Introduction

Much of what has been learned concerning the properties of cancer cells has been developed from studies of a variety of cell lines that have been adapted for growth in tissue culture or in appropriate experimental animals. A variety of mammalian (chiefly rodent) and human cancer cell lines have been developed for this purpose. It has to be kept in mind that the properties of these highly selected experimental systems may differ from those that one might expect to find occurring in primary tumours in patients. Despite this caveat, it is apparent that many principles that have been learned from the experimental systems have been valuable in the understanding of human malignancy.

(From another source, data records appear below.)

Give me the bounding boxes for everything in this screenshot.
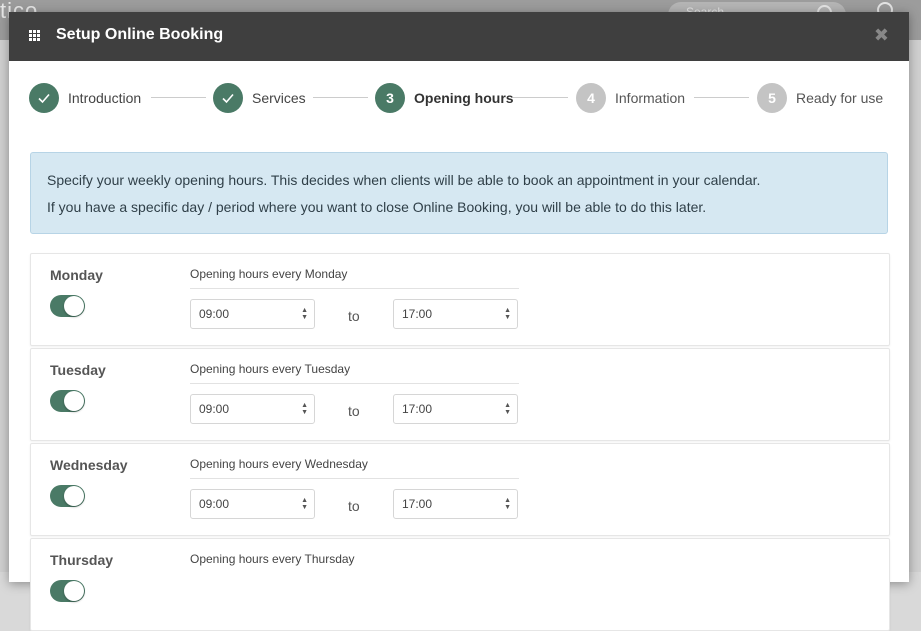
day-caption: Opening hours every Tuesday — [190, 362, 351, 376]
step-information[interactable]: 4 Information — [576, 82, 685, 114]
open-time-select-wednesday[interactable]: 09:00 ▲ ▼ — [190, 489, 315, 519]
toggle-knob — [64, 486, 84, 506]
select-arrows-icon: ▲ ▼ — [301, 402, 308, 416]
day-toggle-wednesday[interactable] — [50, 485, 85, 507]
day-toggle-thursday[interactable] — [50, 580, 85, 602]
day-name: Wednesday — [50, 457, 128, 473]
modal-header: Setup Online Booking ✖ — [9, 12, 909, 61]
modal-title: Setup Online Booking — [56, 26, 224, 43]
select-arrows-icon: ▲ ▼ — [301, 497, 308, 511]
day-name: Thursday — [50, 552, 114, 568]
step-connector — [694, 97, 749, 98]
to-label: to — [348, 498, 360, 514]
open-time-select-monday[interactable]: 09:00 ▲ ▼ — [190, 299, 315, 329]
day-card-wednesday: Wednesday Opening hours every Wednesday … — [30, 443, 890, 536]
close-time-value: 17:00 — [402, 402, 433, 416]
day-caption: Opening hours every Monday — [190, 267, 348, 281]
step-connector — [513, 97, 568, 98]
step-label: Introduction — [68, 90, 142, 106]
day-toggle-tuesday[interactable] — [50, 390, 85, 412]
close-time-value: 17:00 — [402, 307, 433, 321]
step-label: Services — [252, 90, 306, 106]
to-label: to — [348, 403, 360, 419]
select-arrows-icon: ▲ ▼ — [504, 307, 511, 321]
close-time-value: 17:00 — [402, 497, 433, 511]
day-name: Monday — [50, 267, 103, 283]
day-caption: Opening hours every Thursday — [190, 552, 355, 566]
step-number: 3 — [375, 83, 405, 113]
select-arrows-icon: ▲ ▼ — [301, 307, 308, 321]
day-card-monday: Monday Opening hours every Monday 09:00 … — [30, 253, 890, 346]
select-arrows-icon: ▲ ▼ — [504, 497, 511, 511]
divider — [190, 288, 519, 289]
day-caption: Opening hours every Wednesday — [190, 457, 368, 471]
check-icon — [213, 83, 243, 113]
select-arrows-icon: ▲ ▼ — [504, 402, 511, 416]
close-time-select-monday[interactable]: 17:00 ▲ ▼ — [393, 299, 518, 329]
setup-online-booking-modal: Setup Online Booking ✖ Introduction Serv… — [9, 12, 909, 631]
info-line-2: If you have a specific day / period wher… — [47, 199, 707, 215]
check-icon — [29, 83, 59, 113]
info-line-1: Specify your weekly opening hours. This … — [47, 172, 761, 188]
step-introduction[interactable]: Introduction — [29, 82, 141, 114]
close-time-select-tuesday[interactable]: 17:00 ▲ ▼ — [393, 394, 518, 424]
step-label: Ready for use — [796, 90, 884, 106]
open-time-value: 09:00 — [199, 497, 230, 511]
open-time-select-tuesday[interactable]: 09:00 ▲ ▼ — [190, 394, 315, 424]
day-card-thursday: Thursday Opening hours every Thursday — [30, 538, 890, 631]
step-connector — [151, 97, 206, 98]
grid-icon — [29, 30, 40, 41]
close-icon[interactable]: ✖ — [874, 25, 889, 45]
info-alert: Specify your weekly opening hours. This … — [30, 152, 888, 234]
divider — [190, 383, 519, 384]
day-card-tuesday: Tuesday Opening hours every Tuesday 09:0… — [30, 348, 890, 441]
toggle-knob — [64, 581, 84, 601]
step-ready-for-use[interactable]: 5 Ready for use — [757, 82, 883, 114]
step-label: Information — [615, 90, 686, 106]
step-opening-hours[interactable]: 3 Opening hours — [375, 82, 514, 114]
day-name: Tuesday — [50, 362, 106, 378]
to-label: to — [348, 308, 360, 324]
divider — [190, 478, 519, 479]
step-label: Opening hours — [414, 90, 514, 106]
open-time-value: 09:00 — [199, 307, 230, 321]
close-time-select-wednesday[interactable]: 17:00 ▲ ▼ — [393, 489, 518, 519]
wizard-stepper: Introduction Services 3 Opening hours 4 … — [29, 82, 889, 114]
open-time-value: 09:00 — [199, 402, 230, 416]
step-number: 5 — [757, 83, 787, 113]
step-number: 4 — [576, 83, 606, 113]
day-toggle-monday[interactable] — [50, 295, 85, 317]
step-connector — [313, 97, 368, 98]
step-services[interactable]: Services — [213, 82, 306, 114]
toggle-knob — [64, 391, 84, 411]
toggle-knob — [64, 296, 84, 316]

Any line of tumour cells that has adapted to growing in tissue culture or through serial transplantation in animals will have been subject to an extremely rigorous selection process. Normal (i.e. nonmalignant) fibroblasts in tissue culture will die out after they have undergone a number of sequential cell divisions (approximately 50). This appears to be the case no matter how carefully the culture conditions are established. This also appears to be true for many cancer cells in that there appears to be an upper limit to the number of sequential divisions they will undergo before becoming senescent and dying. Some tumour cells, however, become ‘immortalized’ and they will replicate indefinitely in the right type of environment. Recently, it has been suggested that an important step in the process whereby cells become immortal is related to the expression of the enzyme telomerase.